– Жизнь вообще несправедливая штука, Дженни. Ты еще этого не поняла?
Гнев полностью завладел Дженни.
– А кто дал тебе право так играть с нами? Почему ты считаешь себя вправе судить нас?
– Я не нуждаюсь в правах. Послушай меня, Дженни. Законы всех миров – всех девяти – жестоки. Никого в этих мирах не беспокоит судьба отдельного человека, нет никаких прав. Не существует абсолютного добра. Всем правит закон джунглей. Право не нужно тому, у кого есть сила.
– Я не верю тебе.
– Ты не веришь, что мир жесток? – На скамье лежала газета, он поднял ее. – Вот, взгляни и попробуй доказать, что зло проигрывает, а добро побеждает. Докажи мне, что в твоем мире не действует закон джунглей.

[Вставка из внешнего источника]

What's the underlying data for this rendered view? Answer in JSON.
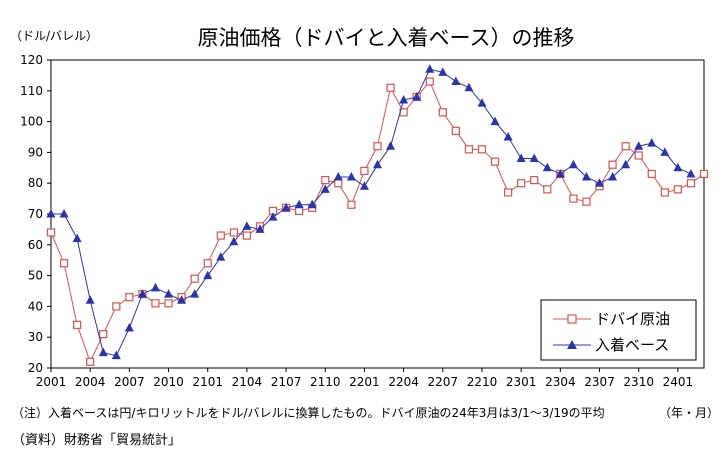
{
  "chart_data": {
    "type": "line",
    "title": "原油価格（ドバイと入着ベース）の推移",
    "ylabel": "（ドル/バレル）",
    "xlabel": "（年・月）",
    "ylim": [
      20,
      120
    ],
    "yticks": [
      20,
      30,
      40,
      50,
      60,
      70,
      80,
      90,
      100,
      110,
      120
    ],
    "xtick_labels": [
      "2001",
      "2004",
      "2007",
      "2010",
      "2101",
      "2104",
      "2107",
      "2110",
      "2201",
      "2204",
      "2207",
      "2210",
      "2301",
      "2304",
      "2307",
      "2310",
      "2401"
    ],
    "grid": false,
    "legend_position": "bottom-right",
    "series": [
      {
        "name": "ドバイ原油",
        "color": "#d9534f",
        "marker": "square-open",
        "values": [
          64,
          54,
          34,
          22,
          31,
          40,
          43,
          44,
          41,
          41,
          43,
          49,
          54,
          63,
          64,
          63,
          66,
          71,
          72,
          71,
          72,
          81,
          80,
          73,
          84,
          92,
          111,
          103,
          108,
          113,
          103,
          97,
          91,
          91,
          87,
          77,
          80,
          81,
          78,
          83,
          75,
          74,
          79,
          86,
          92,
          89,
          83,
          77,
          78,
          80,
          83
        ]
      },
      {
        "name": "入着ベース",
        "color": "#2b35a8",
        "marker": "triangle-filled",
        "values": [
          70,
          70,
          62,
          42,
          25,
          24,
          33,
          44,
          46,
          44,
          42,
          44,
          50,
          56,
          61,
          66,
          65,
          69,
          72,
          73,
          73,
          78,
          82,
          82,
          79,
          86,
          92,
          107,
          108,
          117,
          116,
          113,
          111,
          106,
          100,
          95,
          88,
          88,
          85,
          83,
          86,
          82,
          80,
          82,
          86,
          92,
          93,
          90,
          85,
          83
        ]
      }
    ]
  },
  "notes": {
    "note": "（注）入着ベースは円/キロリットルをドル/バレルに換算したもの。ドバイ原油の24年3月は3/1～3/19の平均",
    "xunit": "（年・月）",
    "source": "（資料）財務省「貿易統計」"
  }
}
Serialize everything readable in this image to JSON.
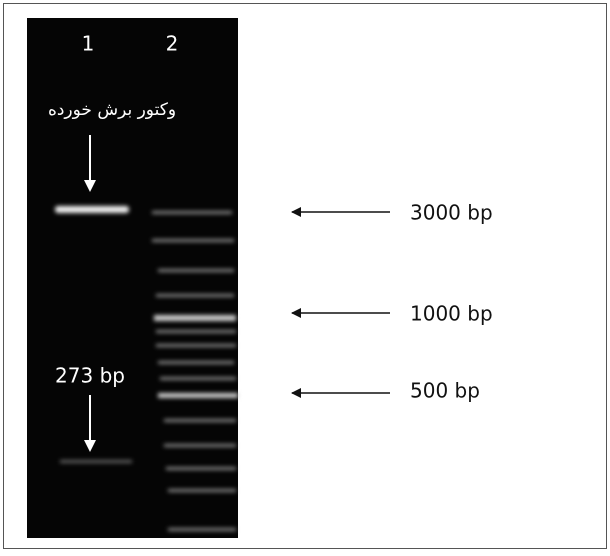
{
  "lanes": [
    "1",
    "2"
  ],
  "annotations": {
    "cut_vector": "وکتور برش خورده",
    "insert": "273 bp"
  },
  "markers": [
    "3000 bp",
    "1000 bp",
    "500 bp"
  ]
}
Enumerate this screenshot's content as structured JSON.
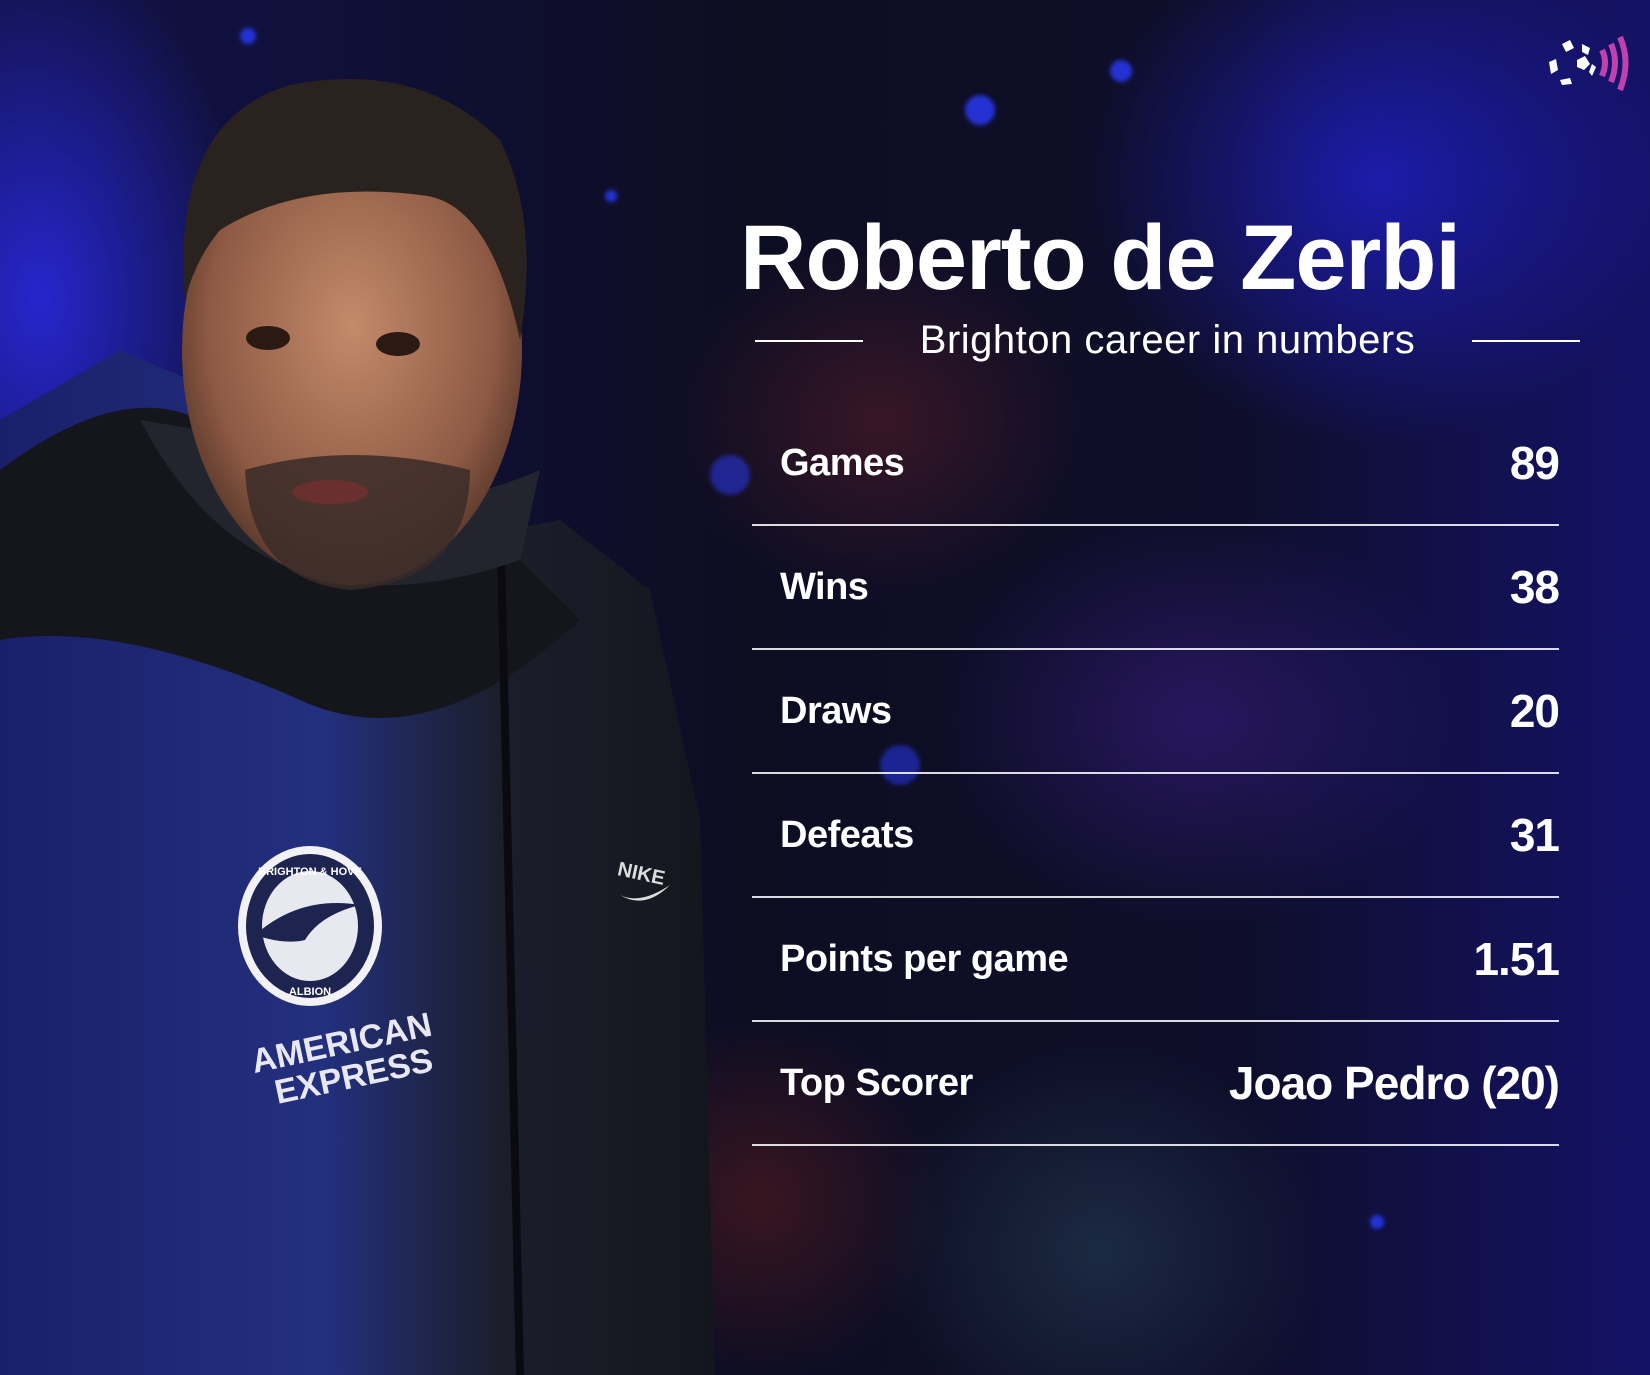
{
  "title": "Roberto de Zerbi",
  "subtitle": "Brighton career in numbers",
  "stats": [
    {
      "label": "Games",
      "value": "89"
    },
    {
      "label": "Wins",
      "value": "38"
    },
    {
      "label": "Draws",
      "value": "20"
    },
    {
      "label": "Defeats",
      "value": "31"
    },
    {
      "label": "Points per game",
      "value": "1.51"
    },
    {
      "label": "Top Scorer",
      "value": "Joao Pedro (20)"
    }
  ],
  "logo": {
    "icon": "football-broadcast-icon",
    "accent": "#c040b0"
  },
  "photo": {
    "badge_top": "BRIGHTON & HOVE",
    "badge_bottom": "ALBION",
    "sponsor_line1": "AMERICAN",
    "sponsor_line2": "EXPRESS",
    "brand": "NIKE"
  },
  "colors": {
    "text": "#ffffff",
    "background_blue": "#1a1aa0",
    "background_dark": "#0d0d22"
  }
}
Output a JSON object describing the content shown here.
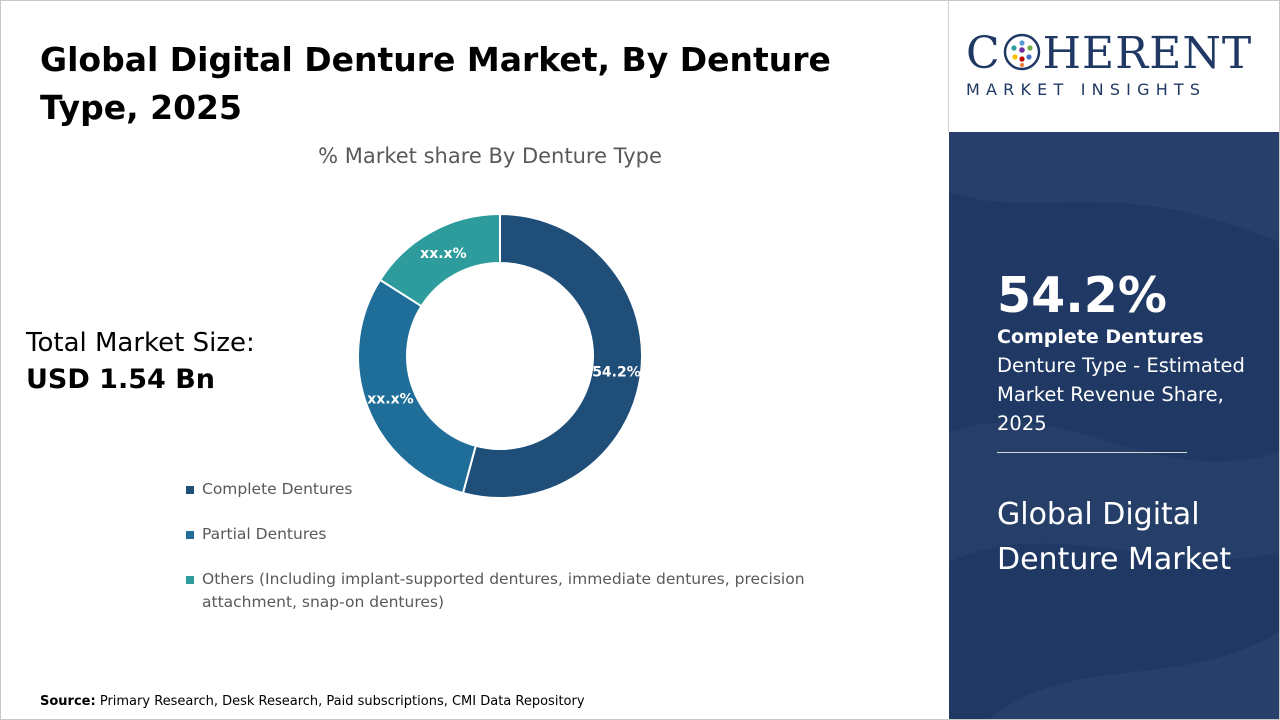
{
  "title": "Global Digital Denture Market, By Denture Type, 2025",
  "market_size": {
    "label": "Total Market Size:",
    "value": "USD 1.54 Bn"
  },
  "source": {
    "label": "Source:",
    "text": "Primary Research, Desk Research, Paid subscriptions, CMI Data Repository"
  },
  "logo": {
    "word_left": "C",
    "word_right": "HERENT",
    "subtitle": "MARKET INSIGHTS"
  },
  "highlight": {
    "value": "54.2%",
    "segment": "Complete Dentures",
    "description": "Denture Type - Estimated Market Revenue Share, 2025",
    "market_name": "Global Digital Denture Market"
  },
  "colors": {
    "complete": "#1f4e79",
    "partial": "#1f6e99",
    "others": "#2e9c9c",
    "panel": "#1f3864"
  },
  "chart_data": {
    "type": "pie",
    "title": "% Market share By Denture Type",
    "hole": true,
    "legend_position": "bottom-left",
    "categories": [
      "Complete Dentures",
      "Partial Dentures",
      "Others (Including implant-supported dentures, immediate dentures, precision attachment, snap-on dentures)"
    ],
    "values": [
      54.2,
      29.8,
      16.0
    ],
    "data_labels": [
      "54.2%",
      "xx.x%",
      "xx.x%"
    ]
  }
}
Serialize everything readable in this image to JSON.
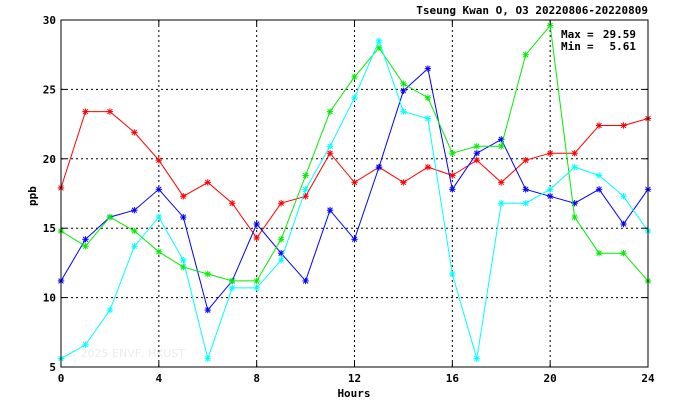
{
  "chart_data": {
    "type": "line",
    "title": "Tseung Kwan O, O3 20220806-20220809",
    "xlabel": "Hours",
    "ylabel": "ppb",
    "xlim": [
      0,
      24
    ],
    "ylim": [
      5,
      30
    ],
    "x_ticks": [
      "0",
      "4",
      "8",
      "12",
      "16",
      "20",
      "24"
    ],
    "y_ticks": [
      "5",
      "10",
      "15",
      "20",
      "25",
      "30"
    ],
    "grid": true,
    "annotations": {
      "max_label": "Max",
      "max_value": "29.59",
      "min_label": "Min",
      "min_value": "5.61"
    },
    "watermark": "© 2025 ENVF, HKUST",
    "x": [
      0,
      1,
      2,
      3,
      4,
      5,
      6,
      7,
      8,
      9,
      10,
      11,
      12,
      13,
      14,
      15,
      16,
      17,
      18,
      19,
      20,
      21,
      22,
      23,
      24
    ],
    "series": [
      {
        "color": "#ff0000",
        "values": [
          17.9,
          23.4,
          23.4,
          21.9,
          19.9,
          17.3,
          18.3,
          16.8,
          14.3,
          16.8,
          17.3,
          20.4,
          18.3,
          19.4,
          18.3,
          19.4,
          18.8,
          19.9,
          18.3,
          19.9,
          20.4,
          20.4,
          22.4,
          22.4,
          22.9
        ]
      },
      {
        "color": "#0000ff",
        "values": [
          11.2,
          14.2,
          15.8,
          16.3,
          17.8,
          15.8,
          9.1,
          11.2,
          15.3,
          13.2,
          11.2,
          16.3,
          14.2,
          19.4,
          24.9,
          26.5,
          17.8,
          20.4,
          21.4,
          17.8,
          17.3,
          16.8,
          17.8,
          15.3,
          17.8
        ]
      },
      {
        "color": "#00ee00",
        "values": [
          14.8,
          13.7,
          15.8,
          14.8,
          13.3,
          12.2,
          11.7,
          11.2,
          11.2,
          14.2,
          18.8,
          23.4,
          25.9,
          28.0,
          25.4,
          24.4,
          20.4,
          20.9,
          20.9,
          27.5,
          29.6,
          15.8,
          13.2,
          13.2,
          11.2
        ]
      },
      {
        "color": "#00ffff",
        "values": [
          5.6,
          6.6,
          9.1,
          13.7,
          15.8,
          12.7,
          5.6,
          10.7,
          10.7,
          12.7,
          17.8,
          20.9,
          24.4,
          28.5,
          23.4,
          22.9,
          11.7,
          5.6,
          16.8,
          16.8,
          17.8,
          19.4,
          18.8,
          17.3,
          14.8
        ]
      }
    ]
  }
}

Дженни даже не взглянула на заголовки. Она и так многое повидала в жизни.
– Жизнь, – сверкнул Джулиан улыбкой, – имеет и зубы, и когти. А раз так, разве не лучше быть в этом мире охотником, а не жертвой?
Дженни покачала головой. Она не могла не признать справедливость его слов – по крайней мере в том, что касалось жестокости мира. Но сердце у нее болезненно сжалось.
– Я предлагаю тебе выбор, – проговорил Джулиан. Лицо его стало суровым. – Я уже говорил, что, если мне не удастся убедить тебя, я тебя заставлю – любым способом. Если ты не согласишься, мне придется показать тебе свою силу. Я устал от игры, Дженни. Пора принять решение.
– Решение давно принято. Я никогда не буду твоей. Я ненавижу тебя.
Злоба вспыхнула в глазах Джулиана языками синего пламени.
– Ты понимаешь, – усмехнулся он, – что произошедшее с Саммер может случиться и с тобой?
Дженни словно окатило холодом.
– Да, – медленно произнесла она. – Я понимаю.
Да, теперь она наконец поняла. Может быть, она не до конца осознавала это раньше. Не могла поверить, что Джулиан на это способен, или, по крайней мере, думала, что на нее это не распространяется. Смерть – удел взрослых, а не ее ровесников. Ужасные вещи – по-настоящему ужасные – никогда не случаются с хорошими людьми.
Но она ошибалась.
Теперь она понимала это, ощущала сердцем. Иногда самое страшное, что только можно представить, происходит и с теми, кто этого не заслужил. С Саммер. С ней самой.
Дженни чувствовала себя так, словно ей открылся величайший секрет, словно она вступила в некое всемирное общество.
В общество горя.
Теперь она – одна из посвященных. Как ни странно, это успокоило ее. Ее утешала мысль о том, что она не одинока, что на свете много людей, у которых умирали друзья или родители, людей, которых постигло несчастье.
«Нас много, – думала она, не замечая, что плачет. – Мы повсюду. И мы не станем превращаться в охотников, чтобы отомстить за наши страдания другим людям. Никто не станет. Ни один из нас».
Эба ведь выдержала. Дженни неожиданно вспомнила, что бабушка Ди потеряла мужа – его убили расисты. А еще – что Эба написала у себя в ванной на зеркале – сделанная от руки надпись казалась неуместной рядом со стеклом, мрамором, золоченой рамой:
Дженни никогда не спрашивала Эбу про эту надпись. Да она и не требовала разъяснений.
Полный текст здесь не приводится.